Cuba's first elections took place on June 16 1900. Guided by an electoral law based on U.S. Secretary of War Elihu Root's plan for a restricted vote, it was deemed that voters must be male, over twenty-one years of age, citizens of Cuba according to the terms of the Treaty of Paris, and they must fulfill at least one of three alternative requirements; be able to read and write; own property worth $250 in U.S. gold; or have served in the Cuban army prior to July 18 1898, with an honorable discharge.
Election results were a resounding defeat for annexationists.
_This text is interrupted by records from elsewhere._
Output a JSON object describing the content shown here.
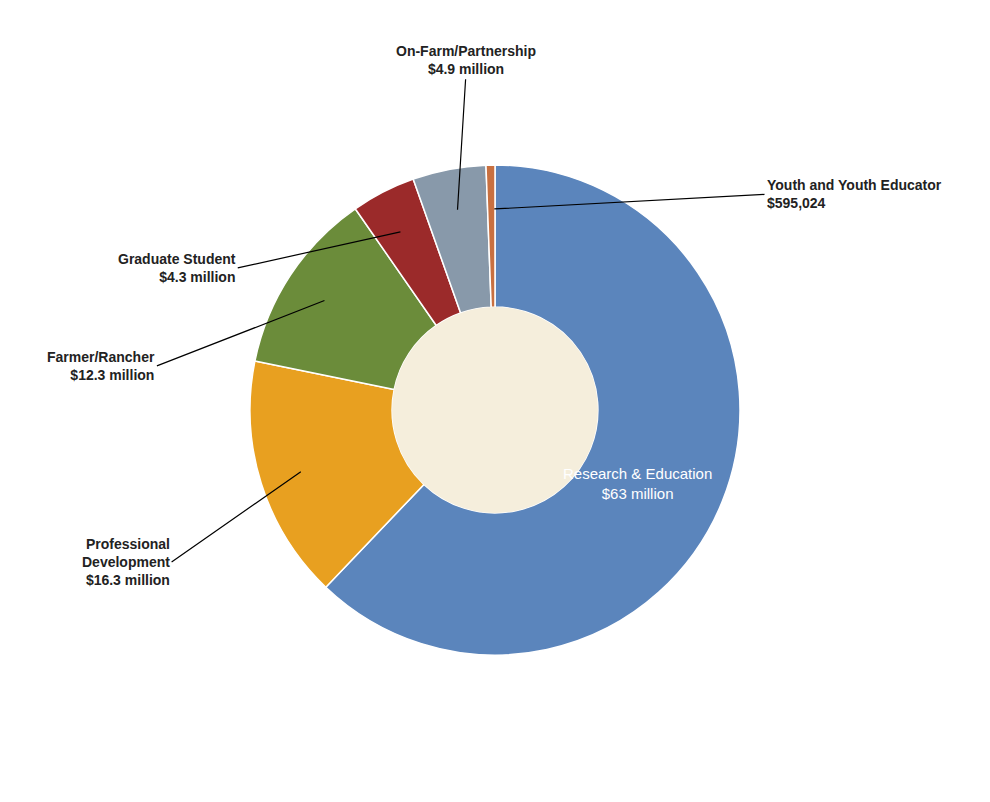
{
  "chart_data": {
    "type": "donut",
    "categories": [
      "Research & Education\n$63 million",
      "Professional\nDevelopment\n$16.3 million",
      "Farmer/Rancher\n$12.3 million",
      "Graduate Student\n$4.3 million",
      "On-Farm/Partnership\n$4.9 million",
      "Youth and Youth Educator\n$595,024"
    ],
    "values": [
      63.0,
      16.3,
      12.3,
      4.3,
      4.9,
      0.595
    ],
    "colors": [
      "#5b85bc",
      "#e8a020",
      "#6b8c3a",
      "#9b2a2a",
      "#8899aa",
      "#c87040"
    ]
  }
}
The Cuban National Party, made up of the revolutionary element, won the most votes in almost every city, and the Democratic Union Party, which represented Cuban moneyed interests and openly in favor of annexation to the U.S., lost in every election.
Cuba, the Platt Amendment proclaimed, "should make no treaty that would impair her sovereignty, she should contract no foreign debt whose interest could not be paid through ordinary revenues after defraying the current expenses of government." It allowed for U.S. military intervention to "preserve" Cuban independence or the "maintenance of a government adequate for the protection of life, liberty, and property."
Cuban leaders were outraged, but the U.S. government would not budge, announcing that the new republic would have to accept the Platt Amendment in order for the military to leave the island. On March 2 1901, the Platt Amendment was incorporated into Cuba's constitution.
The Cuban flag did not fly over Havana until May 20 1902, when Tomas Estrada Palma was sworn in as the first president of the new Republic. In 1903, a Permanent Treaty gave the U.S. responsibility for "internal tranquility" and formalized U.S. use of Guantanamo Bay, an issue that remains a sore spot for Cubans to this day.